With storage and the weather pointing down, the market simply had to fall on Thursday. There were no buyers available, said Saal. “We have an instantaneous liquidity problem,” he said. Because of these higher price levels, even small moves can hurt badly, and as a result many market participants have scaled back their trading.

“The locals have scaled back their volume. When a commercial trader hits the market with a normal sized volume and the market is thinner by a third, it can be explosive.”

“There’s just a lack of liquidity,” he said. “When the storage number came out [the locals] obviously thought it was bearish, but when they went to sell it there were no buyers; it just free fell.”

However, the magnitude of the move was “most perplexing,” said Cooper. “We used to talk about a 20-cent day and that was considered a big day, even a big week, but now 20 cents is a matter of a few minutes. It’s astonishing.”

Open interest is still relatively high given this level of volatility, said Cooper. “Overall open interest is still 560,000. That’s not huge, but there are still a lot of participants. Now, more and more are moving to the back [months] of the market where we only moved 25 cents today, but the market is still at a pretty healthy level [in terms of total open interest],” he said.

Cooper said he believes eventually prices will still go much lower. Whether that happens Friday before a long weekend, “who knows; maybe, maybe not. It could be down another 50 cents tomorrow. That wouldn’t shock me that much. On the other hand, if we had a 35-cent bounce that would only retrace a quarter of today’s move and we still have a very weak week.”

He said if the weather forecasts on Friday continue to show warmth on the way, it’s likely that the market will continue lower. “If we start to get some indications that the weather could reverse back again and deliver some real cold air in the middle portion of January, we could rocket right back up because that’s historically the coldest time of the year.”

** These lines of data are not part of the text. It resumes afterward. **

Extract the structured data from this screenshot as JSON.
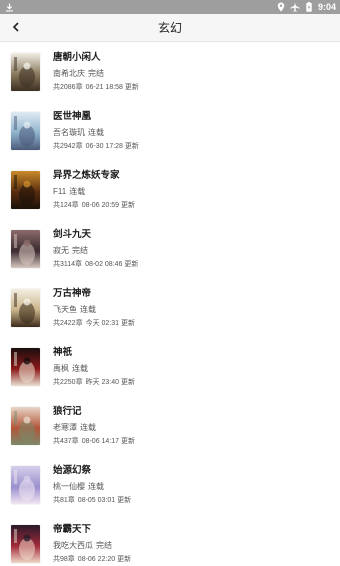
{
  "status_bar": {
    "time": "9:04",
    "icons": [
      "download-icon",
      "location-icon",
      "airplane-mode-icon",
      "battery-icon"
    ]
  },
  "app_bar": {
    "title": "玄幻",
    "back_icon": "back-arrow-icon"
  },
  "books": [
    {
      "title": "唐朝小闲人",
      "author": "南希北庆",
      "status": "完结",
      "chapters": "共2086章",
      "updated": "06-21 18:58 更新",
      "cover_colors": [
        "#f2efe6",
        "#8a7a5e",
        "#3d2f22"
      ]
    },
    {
      "title": "医世神凰",
      "author": "吾名璇玑",
      "status": "连载",
      "chapters": "共2942章",
      "updated": "06-30 17:28 更新",
      "cover_colors": [
        "#dfeaf2",
        "#8fb3cc",
        "#4a5a7a"
      ]
    },
    {
      "title": "异界之炼妖专家",
      "author": "F11",
      "status": "连载",
      "chapters": "共124章",
      "updated": "08-06 20:59 更新",
      "cover_colors": [
        "#c98a2a",
        "#5a2d10",
        "#1a1108"
      ]
    },
    {
      "title": "剑斗九天",
      "author": "寂无",
      "status": "完结",
      "chapters": "共3114章",
      "updated": "08-02 08:46 更新",
      "cover_colors": [
        "#8c6a6a",
        "#3a2a30",
        "#d8c8c0"
      ]
    },
    {
      "title": "万古神帝",
      "author": "飞天鱼",
      "status": "连载",
      "chapters": "共2422章",
      "updated": "今天 02:31 更新",
      "cover_colors": [
        "#f4efe2",
        "#c9b48a",
        "#3b2a1a"
      ]
    },
    {
      "title": "神祇",
      "author": "禹枫",
      "status": "连载",
      "chapters": "共2250章",
      "updated": "昨天 23:40 更新",
      "cover_colors": [
        "#1a0d0d",
        "#8c1a1a",
        "#e9e0d0"
      ]
    },
    {
      "title": "狼行记",
      "author": "老寒潭",
      "status": "连载",
      "chapters": "共437章",
      "updated": "08-06 14:17 更新",
      "cover_colors": [
        "#e8d6c6",
        "#b3553a",
        "#7a8a6a"
      ]
    },
    {
      "title": "始源幻祭",
      "author": "桃一仙樱",
      "status": "连载",
      "chapters": "共81章",
      "updated": "08-05 03:01 更新",
      "cover_colors": [
        "#d6d0ec",
        "#9a8fcc",
        "#f0e6f2"
      ]
    },
    {
      "title": "帝霸天下",
      "author": "我吃大西瓜",
      "status": "完结",
      "chapters": "共98章",
      "updated": "08-06 22:20 更新",
      "cover_colors": [
        "#2a1a2a",
        "#a02a3a",
        "#f0d8c8"
      ]
    }
  ]
}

Saal agreed. He said there’s still a danger that the market could shoot for $20/MMBtu on a cold snap. “All you have to do is pull up a chart of December 2000. We went up and down a couple dollars a couple times during that month. We could come in on Monday and have all the forecasts line up saying it’s going to be colder than hell for two weeks. You know what’s going to happen? The people who sold it are going to buy it and there aren’t going to be any sellers in there.”